We expect to see the recovery of Covid rents occupying increasingly less time for landlords and tenants, but the impact of the pandemic and the easing of restrictions on landlords’ remedies will impact businesses in new ways.

In particular, landlords appear to be moving quickly to exercise other rights, including forfeiting leases by peaceable re-entry for non-payment of rents falling outside of the protected period. This may be due to landlords considering that tenants can pay but are withholding their rent, or alternatively that there is no realistic possibility of the tenant meeting its lease obligations moving forward and that the best option is to seek to bring the lease to an end.

Before forfeiting, landlords will also be considering the market generally (re-letting opportunities), development potential, and liability for rates before a new lease is entered into.

In turn, we are seeing increasing litigation by tenants applying for relief from forfeiture (that is, to have the forfeiture set aside and the lease reinstated as if it had never been determined). Tenants seeking relief from forfeiture for non-payment of rent will need to ensure that they act promptly. Where the forfeiture is by peaceable re-entry, the tenant can apply for relief within six months of re-entry, but any delay will be taken into account by the court in deciding whether to grant relief. In order to be successful in making such an application, the tenant will also need to be in a position to pay (a) any arrears and (b) the landlord’s costs.

Tenant insolvencies

The Corporate Insolvency and Governance Act 2020 introduced temporary measures to assist businesses affected by the pandemic. These measures included restrictions on the use of statutory demands and winding up petitions and introduced moratoriums preventing actions against creditors.
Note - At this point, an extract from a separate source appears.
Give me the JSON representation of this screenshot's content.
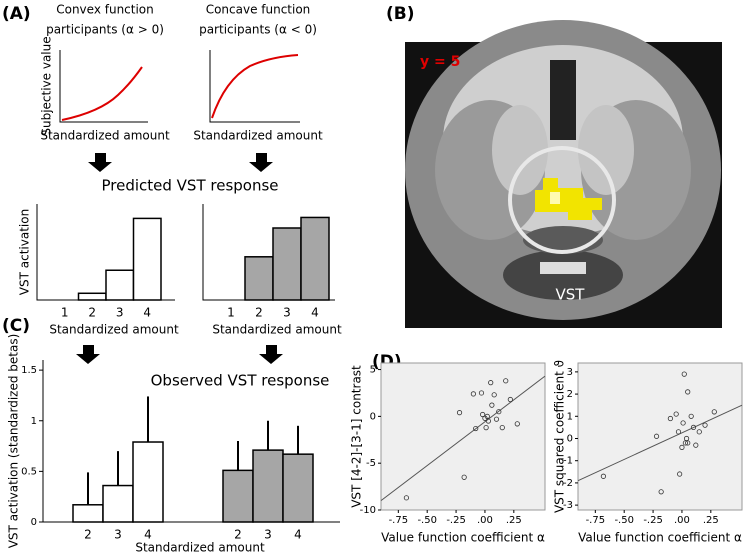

As Government support measures for tenants fall away (including a return of landlords’ rights to serve a statutory demand and to issue a winding up petition in respect of arrears which do not fall within the protected period), we expect there will be a marked increase in tenant insolvencies.

If a tenant has proposed, is imminently entering into, or has entered into, a formal insolvency procedure, then commercial landlords will need to consider their options to recover arrears in the face of their commercial tenant’s insolvency. These options may include (subject to lease terms and any moratorium created by the insolvency) drawing down on rent deposits, calling upon a former tenant or guarantor pursuant to the lease or an authorised guarantee agreement, recovering rent from an under-tenant and/or terminating the lease.

Landlord redevelopment

A noticeable trend has also developed whereby landlords are opposing the grant of new leases to tenants under the Landlord and Tenant Act 1954 (“the Act”). We are seeing increasing numbers of landlords opposing renewal on the ground that they intend to demolish or reconstruct the premises comprised in the holding or a substantial part of those premises, or to carry out substantial work of construction on the holding or part of it. This is commonly known as the “redevelopment” ground of opposition.

We expect that this trend is in part due to landlords having had the opportunity to consider their sites/portfolios and consider redevelopment potential, and in part due to new permitted development rights.

Landlords will need to carefully consider whether they can satisfy the statutory requirements to oppose lease renewals for business tenants. In particular, they will need to ensure that the works proposed constitute substantial works and fall within the definition under the Act. Landlords will also need to be able to show that any proposed works will be undertaken regardless of whether the tenant applies for a new tenancy; any intention to carry out the works must be unconditional.

The tenant’s statutory right to compensation from a landlord where a landlord opposes renewal on “redevelopment” grounds will also need to be considered by landlords.

Lease renewals

Tenants are continuing to use their lease renewal rights under the Act to engineer lower rents. In particular, we continue to see tenants trying to benefit from depressed market rents by serving renewal requests, to fix the date for assessment of the new rent and potentially reduce it from the current passing rent.

We may also continue to see tenants seeking short leases, with maximum flexibility.